Tag Archives: picking a company

“What questions should I ask before joining a company?”

[doggone it, I clicked “publish” long before I was finished typing! So here is the completed version.  –LS]

My friend Jason called me to ask that question. I was flattered that he asked, and I was determined to give him a list that would allow HIM to decide which company to choose.

(all of this post is my personal opinion. No insult, direct or indirect, is intended toward any person, company, or type of product. This is not considered “professional advice.” Follow it at your own risk.)

I joined my first network marketing company in 1996. When that folded, I joined my second-ever company in 2006, and I love it. I’m happy where I am.

In the past 20 years I have seen many things happen. Products launched successfully, and not. Companies bursting onto the scene with great fanfare; some last and some don’t. People lured by “big money” only to discover they need to invest many more thousand dollars in required training or purchases. And others who were accurately told the costs up-front and remain happy with their company many years later.

My deep wish is for people to ask questions so they choose a company that truly fits their situation, so they remain satisfied in the long term. I want people to join with “eyes wide open.”

So if you are looking for your first network marketing company, here are some questions you might want to consider.

I begin by focusing on the PRODUCT because the point of being a distributor is to sell (or distribute) product.

  1. Do you truly LIKE the product and its overall industry? Would you use it even if there was no compensation plan available?
    You will be expected to purchase and publicly use your company’s product. For example, if the company markets greeting cards, you will be expected to send thank you, birthday, holiday, and sympathy cards. If you abhor sending cards, if it is against your religion’s rules to celebrate birthdays and holidays, or you think greeting cards are a waste of paper and money, such a company would not be a good fit.
  2. Are you comfortable talking to people about their PAIN with that subject?
    People tend to buy products when they have reached a point of extreme discomfort. Example: If the company is a “legal protections” company, are you comfortable talking to people about their recent or current legal troubles?
  3. Is the product “consumable”? If a customer falls behind in “consuming,” can they catch up?
    “Consumable” means things one swallows, as well as other items that are “one-time-use.” This is in comparison to durable goods such as clothing or household goods. If your product is consumable you have a built-in market for repeat purchases. Otherwise your customers will only realistically want so much of your product, so you will need to bring in new customers on a consistent basis. And for example, if a customer buying nutritional supplements forgets to swallow the item for a week, it could be dangerous to take seven servings at one time. So their need for restocking your product would be delayed by seven days.
  4. Is this general type of product already available in retail stores? If so, is yours priced LESS than retail OR does it offer a convenience or improvement the customer finds significant?
  5. Realistically who already buys this type of product IN YOUR COMPANY’S PRICE RANGE? People who already spend a similar amount for a similar (retail) product are more likely to buy yours.

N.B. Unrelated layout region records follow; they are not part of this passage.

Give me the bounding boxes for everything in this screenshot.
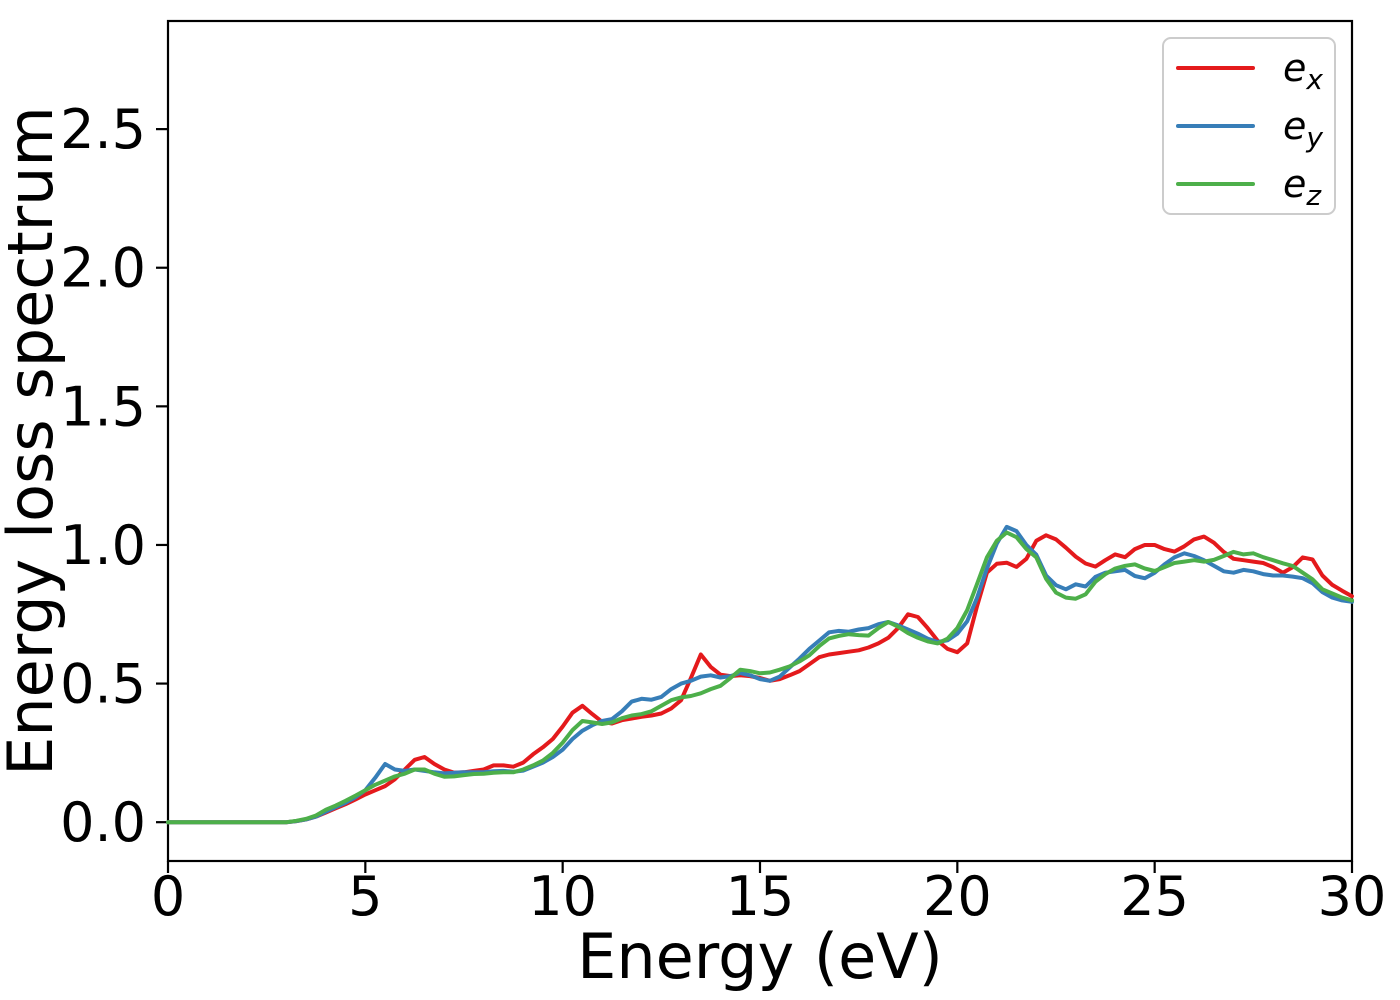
y-tick-label: 0.5 xyxy=(60,653,146,716)
x-tick-label: 15 xyxy=(726,865,795,928)
x-tick-label: 20 xyxy=(923,865,992,928)
series-line-ez xyxy=(166,530,1354,825)
y-tick-label: 1.0 xyxy=(60,514,146,577)
x-tick-label: 10 xyxy=(528,865,597,928)
legend-label-ez: ez xyxy=(1283,162,1322,212)
y-tick-label: 0.0 xyxy=(60,791,146,854)
y-tick-label: 2.5 xyxy=(60,98,146,161)
legend-label-ex: ex xyxy=(1283,46,1323,96)
legend-label-ey: ey xyxy=(1283,104,1323,154)
x-tick-label: 5 xyxy=(348,865,382,928)
axes: 0 5 10 15 20 25 30 0.0 0.5 1.0 1.5 2.0 2.5 xyxy=(60,19,1387,928)
x-tick-label: 30 xyxy=(1318,865,1387,928)
y-tick-label: 2.0 xyxy=(60,237,146,300)
x-tick-label: 25 xyxy=(1120,865,1189,928)
x-axis-label: Energy (eV) xyxy=(577,920,943,993)
x-tick-label: 0 xyxy=(151,865,185,928)
y-axis-label: Energy loss spectrum xyxy=(0,106,67,776)
series-lines xyxy=(166,524,1354,825)
legend: ex ey ez xyxy=(1162,37,1336,215)
y-tick-label: 1.5 xyxy=(60,375,146,438)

Now let’s talk about the distributor’s obligations.

  1. What is the expected time commitment– presentations, weekly meetings or trainings, conference calls, webinars? Are there area and regional events, or an annual convention?
  2. Where do we hold our business presentations: over Skype? In one’s home? In a local coffee shop, restaurant, or hotel meeting room?
  3. What DVDs, supplies, or handouts do I use when conducting a presentation?
    You will be expected to purchase these types of items and have them on-hand.
    Many companies no longer use DVDs or CDs but have their videos posted online.
  4. What type of attire is considered proper for doing a presentation? For the company area, regional, and convention events? (Examples: 2 piece suit, polo and casual slacks, tshirts and jeans)
  5. If I want to move up in rank in the company, what packages/products/trainings must I purchase or attend?
  6. Tell me about your leadership line: who trained you?  Can I speak with them if I have questions before joining? What is the highest ranking person in your company who will accept your phone calls?
  7. What are the “tools” you use in your business, and how much are the monthly costs?
    Tools might include: smartphone, computer, company-generated web site, subscription to magazines or coaching web sites, and many other things. Internet access is essentially a “must” nowadays.
  8. What must I do to receive my full paycheck? Is there minimum amount of purchases I or my personal customers must do each month? Is there a requirement to bring in new customers or distributors on a monthly or yearly basis?
  9. What happens to my paycheck if I stop business-building activities for a week, a month, several months, especially in my first year?  Surprises happen in life, so it’s smart to learn this effect ahead of time.


I hope this list helps you learn some insightful details about whatever company you are considering. This is an incredibly powerful profession, and I hope you find a company that fits you well.